La sentenza prende le messe dalla nota vicenda della candidatura di Vincenzo De Luca alla Presidenza della Regione Campania, già sospeso di diritto dalla carica di Sindaco del Comune di Salerno, ai sensi dell’art. 11 D.Lgs. 31 dicembre 2012, n. 235.
Valeria Ciarambino, in qualità di candidata alla carica di Presidente della Giunta Regionale della Regione Campania per la tornata elettorale del 31 maggio 2015 per la lista Movimento Cinque Stelle contestava la legittimità dell’ammissione della candidatura del dott.
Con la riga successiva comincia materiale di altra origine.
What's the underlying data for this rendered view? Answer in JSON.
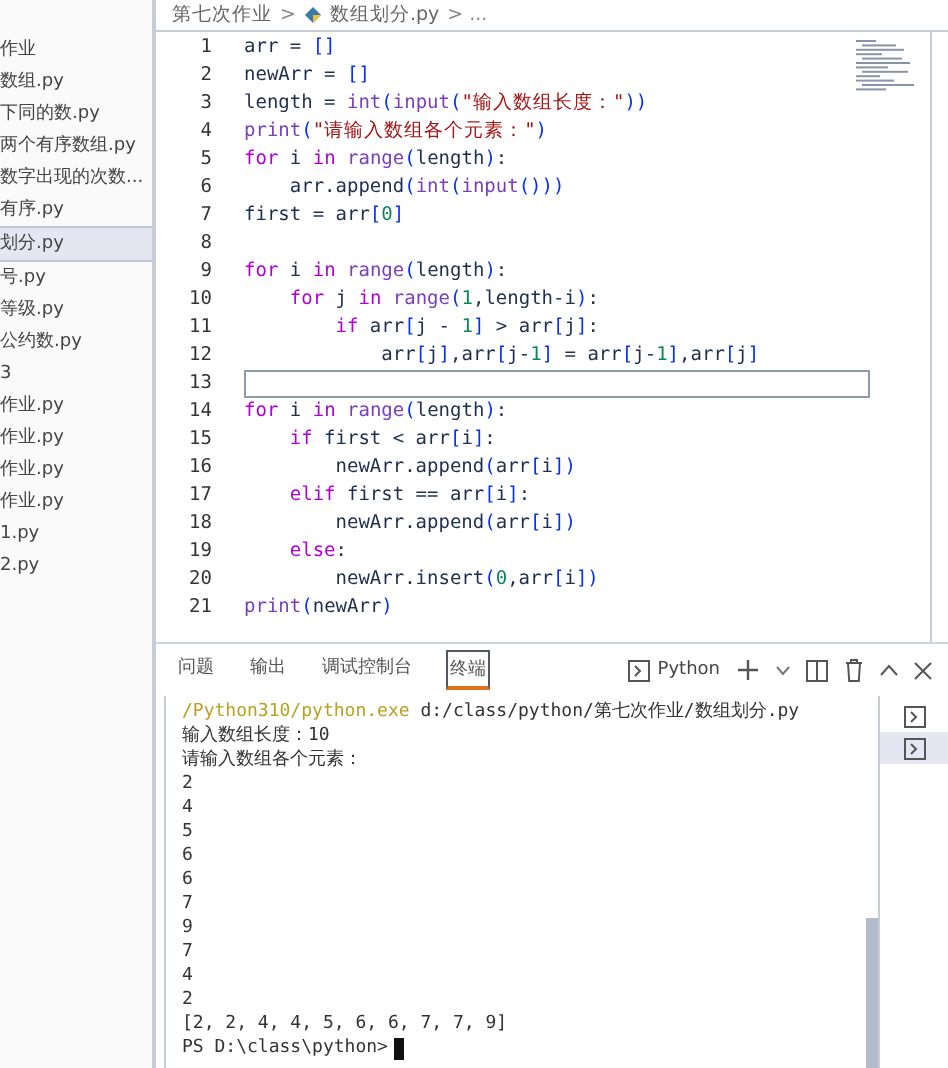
{
  "sidebar": {
    "items": [
      {
        "label": "作业",
        "selected": false
      },
      {
        "label": "数组.py",
        "selected": false
      },
      {
        "label": "下同的数.py",
        "selected": false
      },
      {
        "label": "两个有序数组.py",
        "selected": false
      },
      {
        "label": "数字出现的次数...",
        "selected": false
      },
      {
        "label": "有序.py",
        "selected": false
      },
      {
        "label": "划分.py",
        "selected": true
      },
      {
        "label": "号.py",
        "selected": false
      },
      {
        "label": "等级.py",
        "selected": false
      },
      {
        "label": "公约数.py",
        "selected": false
      },
      {
        "label": "3",
        "selected": false
      },
      {
        "label": "作业.py",
        "selected": false
      },
      {
        "label": "作业.py",
        "selected": false
      },
      {
        "label": "作业.py",
        "selected": false
      },
      {
        "label": "作业.py",
        "selected": false
      },
      {
        "label": "1.py",
        "selected": false
      },
      {
        "label": "2.py",
        "selected": false
      }
    ]
  },
  "breadcrumb": {
    "folder": "第七次作业",
    "separator": ">",
    "file": "数组划分.py",
    "more": "> ..."
  },
  "editor": {
    "lines": [
      {
        "number": "1",
        "current": false,
        "tokens": [
          {
            "kind": "plain",
            "text": "arr = "
          },
          {
            "kind": "br",
            "text": "[]"
          }
        ]
      },
      {
        "number": "2",
        "current": false,
        "tokens": [
          {
            "kind": "plain",
            "text": "newArr = "
          },
          {
            "kind": "br",
            "text": "[]"
          }
        ]
      },
      {
        "number": "3",
        "current": false,
        "tokens": [
          {
            "kind": "plain",
            "text": "length = "
          },
          {
            "kind": "fn",
            "text": "int"
          },
          {
            "kind": "br",
            "text": "("
          },
          {
            "kind": "fn",
            "text": "input"
          },
          {
            "kind": "br",
            "text": "("
          },
          {
            "kind": "str",
            "text": "\"输入数组长度：\""
          },
          {
            "kind": "br",
            "text": "))"
          }
        ]
      },
      {
        "number": "4",
        "current": false,
        "tokens": [
          {
            "kind": "fn",
            "text": "print"
          },
          {
            "kind": "br",
            "text": "("
          },
          {
            "kind": "str",
            "text": "\"请输入数组各个元素：\""
          },
          {
            "kind": "br",
            "text": ")"
          }
        ]
      },
      {
        "number": "5",
        "current": false,
        "tokens": [
          {
            "kind": "kw",
            "text": "for"
          },
          {
            "kind": "plain",
            "text": " i "
          },
          {
            "kind": "kw",
            "text": "in "
          },
          {
            "kind": "fn",
            "text": "range"
          },
          {
            "kind": "br",
            "text": "("
          },
          {
            "kind": "plain",
            "text": "length"
          },
          {
            "kind": "br",
            "text": ")"
          },
          {
            "kind": "plain",
            "text": ":"
          }
        ]
      },
      {
        "number": "6",
        "current": false,
        "tokens": [
          {
            "kind": "plain",
            "text": "    arr.append"
          },
          {
            "kind": "br",
            "text": "("
          },
          {
            "kind": "fn",
            "text": "int"
          },
          {
            "kind": "br",
            "text": "("
          },
          {
            "kind": "fn",
            "text": "input"
          },
          {
            "kind": "br",
            "text": "()))"
          }
        ]
      },
      {
        "number": "7",
        "current": false,
        "tokens": [
          {
            "kind": "plain",
            "text": "first = arr"
          },
          {
            "kind": "br",
            "text": "["
          },
          {
            "kind": "num",
            "text": "0"
          },
          {
            "kind": "br",
            "text": "]"
          }
        ]
      },
      {
        "number": "8",
        "current": false
      },
      {
        "number": "9",
        "current": false,
        "tokens": [
          {
            "kind": "kw",
            "text": "for"
          },
          {
            "kind": "plain",
            "text": " i "
          },
          {
            "kind": "kw",
            "text": "in "
          },
          {
            "kind": "fn",
            "text": "range"
          },
          {
            "kind": "br",
            "text": "("
          },
          {
            "kind": "plain",
            "text": "length"
          },
          {
            "kind": "br",
            "text": ")"
          },
          {
            "kind": "plain",
            "text": ":"
          }
        ]
      },
      {
        "number": "10",
        "current": false,
        "tokens": [
          {
            "kind": "kw",
            "text": "    for"
          },
          {
            "kind": "plain",
            "text": " j "
          },
          {
            "kind": "kw",
            "text": "in "
          },
          {
            "kind": "fn",
            "text": "range"
          },
          {
            "kind": "br",
            "text": "("
          },
          {
            "kind": "num",
            "text": "1"
          },
          {
            "kind": "plain",
            "text": ",length-i"
          },
          {
            "kind": "br",
            "text": ")"
          },
          {
            "kind": "plain",
            "text": ":"
          }
        ]
      },
      {
        "number": "11",
        "current": false,
        "tokens": [
          {
            "kind": "kw",
            "text": "        if"
          },
          {
            "kind": "plain",
            "text": " arr"
          },
          {
            "kind": "br",
            "text": "["
          },
          {
            "kind": "plain",
            "text": "j - "
          },
          {
            "kind": "num",
            "text": "1"
          },
          {
            "kind": "br",
            "text": "]"
          },
          {
            "kind": "plain",
            "text": " > arr"
          },
          {
            "kind": "br",
            "text": "["
          },
          {
            "kind": "plain",
            "text": "j"
          },
          {
            "kind": "br",
            "text": "]"
          },
          {
            "kind": "plain",
            "text": ":"
          }
        ]
      },
      {
        "number": "12",
        "current": false,
        "tokens": [
          {
            "kind": "plain",
            "text": "            arr"
          },
          {
            "kind": "br",
            "text": "["
          },
          {
            "kind": "plain",
            "text": "j"
          },
          {
            "kind": "br",
            "text": "]"
          },
          {
            "kind": "plain",
            "text": ",arr"
          },
          {
            "kind": "br",
            "text": "["
          },
          {
            "kind": "plain",
            "text": "j-"
          },
          {
            "kind": "num",
            "text": "1"
          },
          {
            "kind": "br",
            "text": "]"
          },
          {
            "kind": "plain",
            "text": " = arr"
          },
          {
            "kind": "br",
            "text": "["
          },
          {
            "kind": "plain",
            "text": "j-"
          },
          {
            "kind": "num",
            "text": "1"
          },
          {
            "kind": "br",
            "text": "]"
          },
          {
            "kind": "plain",
            "text": ",arr"
          },
          {
            "kind": "br",
            "text": "["
          },
          {
            "kind": "plain",
            "text": "j"
          },
          {
            "kind": "br",
            "text": "]"
          }
        ]
      },
      {
        "number": "13",
        "current": true
      },
      {
        "number": "14",
        "current": false,
        "tokens": [
          {
            "kind": "kw",
            "text": "for"
          },
          {
            "kind": "plain",
            "text": " i "
          },
          {
            "kind": "kw",
            "text": "in "
          },
          {
            "kind": "fn",
            "text": "range"
          },
          {
            "kind": "br",
            "text": "("
          },
          {
            "kind": "plain",
            "text": "length"
          },
          {
            "kind": "br",
            "text": ")"
          },
          {
            "kind": "plain",
            "text": ":"
          }
        ]
      },
      {
        "number": "15",
        "current": false,
        "tokens": [
          {
            "kind": "kw",
            "text": "    if"
          },
          {
            "kind": "plain",
            "text": " first < arr"
          },
          {
            "kind": "br",
            "text": "["
          },
          {
            "kind": "plain",
            "text": "i"
          },
          {
            "kind": "br",
            "text": "]"
          },
          {
            "kind": "plain",
            "text": ":"
          }
        ]
      },
      {
        "number": "16",
        "current": false,
        "tokens": [
          {
            "kind": "plain",
            "text": "        newArr.append"
          },
          {
            "kind": "br",
            "text": "("
          },
          {
            "kind": "plain",
            "text": "arr"
          },
          {
            "kind": "br",
            "text": "["
          },
          {
            "kind": "plain",
            "text": "i"
          },
          {
            "kind": "br",
            "text": "])"
          }
        ]
      },
      {
        "number": "17",
        "current": false,
        "tokens": [
          {
            "kind": "kw",
            "text": "    elif"
          },
          {
            "kind": "plain",
            "text": " first == arr"
          },
          {
            "kind": "br",
            "text": "["
          },
          {
            "kind": "plain",
            "text": "i"
          },
          {
            "kind": "br",
            "text": "]"
          },
          {
            "kind": "plain",
            "text": ":"
          }
        ]
      },
      {
        "number": "18",
        "current": false,
        "tokens": [
          {
            "kind": "plain",
            "text": "        newArr.append"
          },
          {
            "kind": "br",
            "text": "("
          },
          {
            "kind": "plain",
            "text": "arr"
          },
          {
            "kind": "br",
            "text": "["
          },
          {
            "kind": "plain",
            "text": "i"
          },
          {
            "kind": "br",
            "text": "])"
          }
        ]
      },
      {
        "number": "19",
        "current": false,
        "tokens": [
          {
            "kind": "kw",
            "text": "    else"
          },
          {
            "kind": "plain",
            "text": ":"
          }
        ]
      },
      {
        "number": "20",
        "current": false,
        "tokens": [
          {
            "kind": "plain",
            "text": "        newArr.insert"
          },
          {
            "kind": "br",
            "text": "("
          },
          {
            "kind": "num",
            "text": "0"
          },
          {
            "kind": "plain",
            "text": ",arr"
          },
          {
            "kind": "br",
            "text": "["
          },
          {
            "kind": "plain",
            "text": "i"
          },
          {
            "kind": "br",
            "text": "])"
          }
        ]
      },
      {
        "number": "21",
        "current": false,
        "tokens": [
          {
            "kind": "fn",
            "text": "print"
          },
          {
            "kind": "br",
            "text": "("
          },
          {
            "kind": "plain",
            "text": "newArr"
          },
          {
            "kind": "br",
            "text": ")"
          }
        ]
      }
    ]
  },
  "panel": {
    "tabs": [
      {
        "label": "问题",
        "selected": false
      },
      {
        "label": "输出",
        "selected": false
      },
      {
        "label": "调试控制台",
        "selected": false
      },
      {
        "label": "终端",
        "selected": true
      }
    ],
    "terminal_name": "Python",
    "terminal": {
      "command": {
        "program": "/Python310/python.exe",
        "args": " d:/class/python/第七次作业/数组划分.py"
      },
      "output": [
        "输入数组长度：10",
        "请输入数组各个元素：",
        "2",
        "4",
        "5",
        "6",
        "6",
        "7",
        "9",
        "7",
        "4",
        "2",
        "[2, 2, 4, 4, 5, 6, 6, 7, 7, 9]"
      ],
      "prompt": "PS D:\\class\\python>"
    },
    "terminal_list": [
      {
        "selected": false
      },
      {
        "selected": true
      }
    ]
  }
}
Vincenzo De Luca a Presidente della Regione Campania per la lista Partito Democratico.
Con la decisione in esame il T.A.R. napoletano ha distinto nettamente le cause di sospensione di diritto dalla carica di Sindaco, previste dal D.Lgs. 31 dicembre 2012 n. 235, da quelle di incandidabilità per la diversa carica di Presidente della Regione, in modo che un soggetto, condannato con sentenza penale in via non definitiva, può trovarsi nella condizione prevista per l’applicazione sospensione diritto e al tempo stesso essere candidabile per l’indicata carica di Presidente Regionale.
Il D.Lgs. 31 dicembre 2012, n. 235 opera una chiara e tassativa distinzione tra le ipotesi nelle quali non è consentito candidarsi alle elezioni regionali e, comunque, ricoprire le cariche di presidente della giunta regionale, assessore e consigliere regionale (per quanto qui interessa) e quelle in cui, viceversa, è disposta la sospensione di diritto dalle predette cariche.
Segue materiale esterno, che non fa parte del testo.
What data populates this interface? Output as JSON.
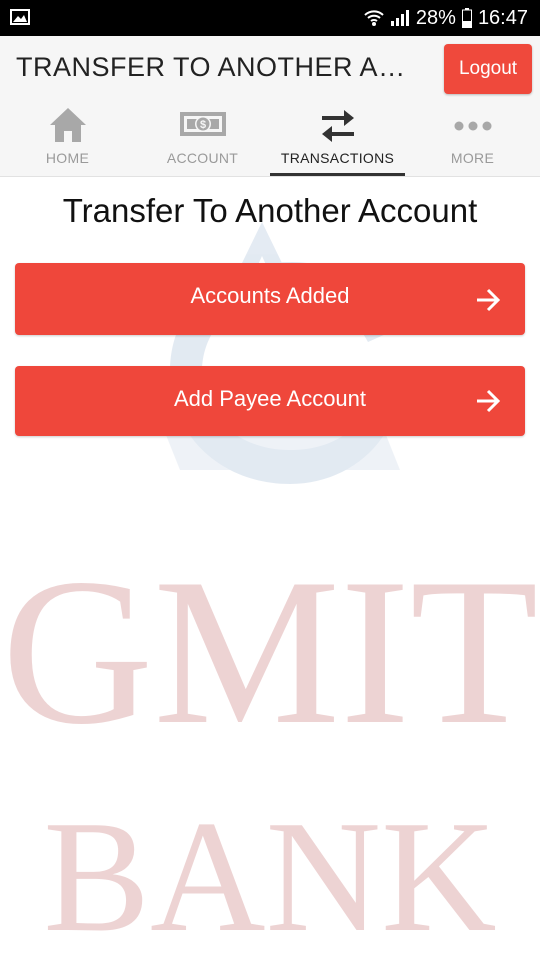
{
  "status_bar": {
    "battery": "28%",
    "time": "16:47"
  },
  "header": {
    "title": "TRANSFER TO ANOTHER ACC...",
    "logout_label": "Logout"
  },
  "tabs": [
    {
      "label": "HOME",
      "icon": "home-icon"
    },
    {
      "label": "ACCOUNT",
      "icon": "banknote-icon"
    },
    {
      "label": "TRANSACTIONS",
      "icon": "swap-arrows-icon",
      "active": true
    },
    {
      "label": "MORE",
      "icon": "more-dots-icon"
    }
  ],
  "main": {
    "title": "Transfer To Another Account",
    "buttons": [
      {
        "label": "Accounts Added"
      },
      {
        "label": "Add Payee Account"
      }
    ]
  },
  "watermark": {
    "line1": "GMIT",
    "line2": "BANK"
  },
  "colors": {
    "accent": "#ef473b",
    "header_bg": "#f6f6f6",
    "status_bar": "#000000"
  }
}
Le cause di incandidabilità sono costituite dall’aver subito una condanna definitiva per determinati delitti muniti di disvalore specifico (art. 7, comma 1, lett. a, b, c), oppure una condanna definitiva ad una pena detentiva superiore a sei mesi per determinati altri delitti o non inferiore a due anni di reclusione per un delitto non colposo (art. 7, comma 1, lett. d, e), oppure ancora l’applicazione, con provvedimento definitivo, di una misura di prevenzione perché indiziati di appartenere ad una delle associazioni criminali di cui alla disciplina ivi richiamata (art. 7, comma 1, lett. f). In ogni caso, ne costituisce presupposto un provvedimento di natura definitiva (condanna definitiva; provvedimento definitivo di applicazione della misura di prevenzione).
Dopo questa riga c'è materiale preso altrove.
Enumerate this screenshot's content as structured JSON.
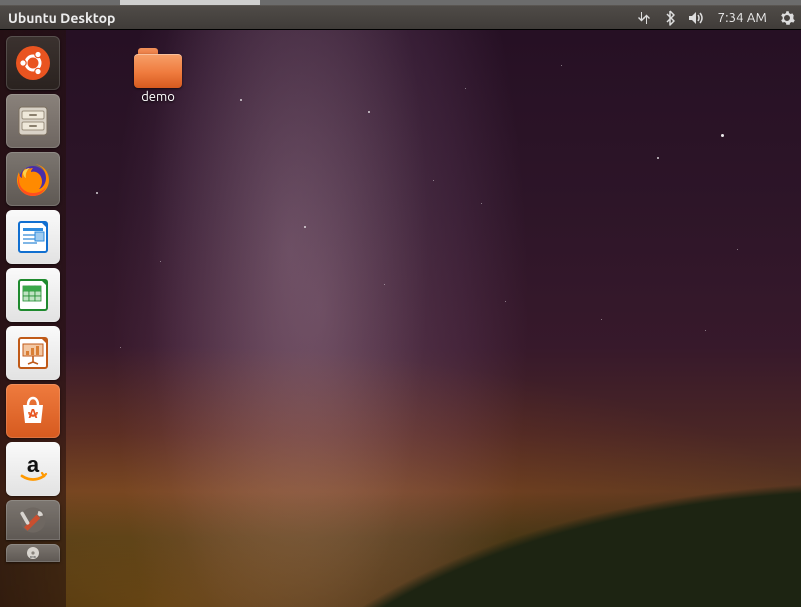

I giudici, nell’esaminare il ricorso avanzato dalla candidata presidente dei grillini Valeria Ciarambino, hanno ritenuto che una condanna non definitiva non possa essere causa di incandidabilità e, dunque, di annullamento della candidatura. L’incandidabilità scatta solo in caso di condanna definitiva mentre “la situazione di sospensione dalla carica, siccome legata ad un provvedimento non definitivo, è anch’essa intrinsecamente provvisoria, essendo destinata a far posto alla decadenza dalla carica stessa, qualora intervenga il passaggio in giudicato della sentenza di condanna” per cui ben può un soggetto essere nella condizione prevista per la sospensione della carica ma non anche in quella relativa all’ineleggibilità.
In conclusione, la conseguenza dell’incandidabilità del presidente eletto non è la caducazione dell’intera competizione elettorale, bensì la nullità della elezione dell’interessato.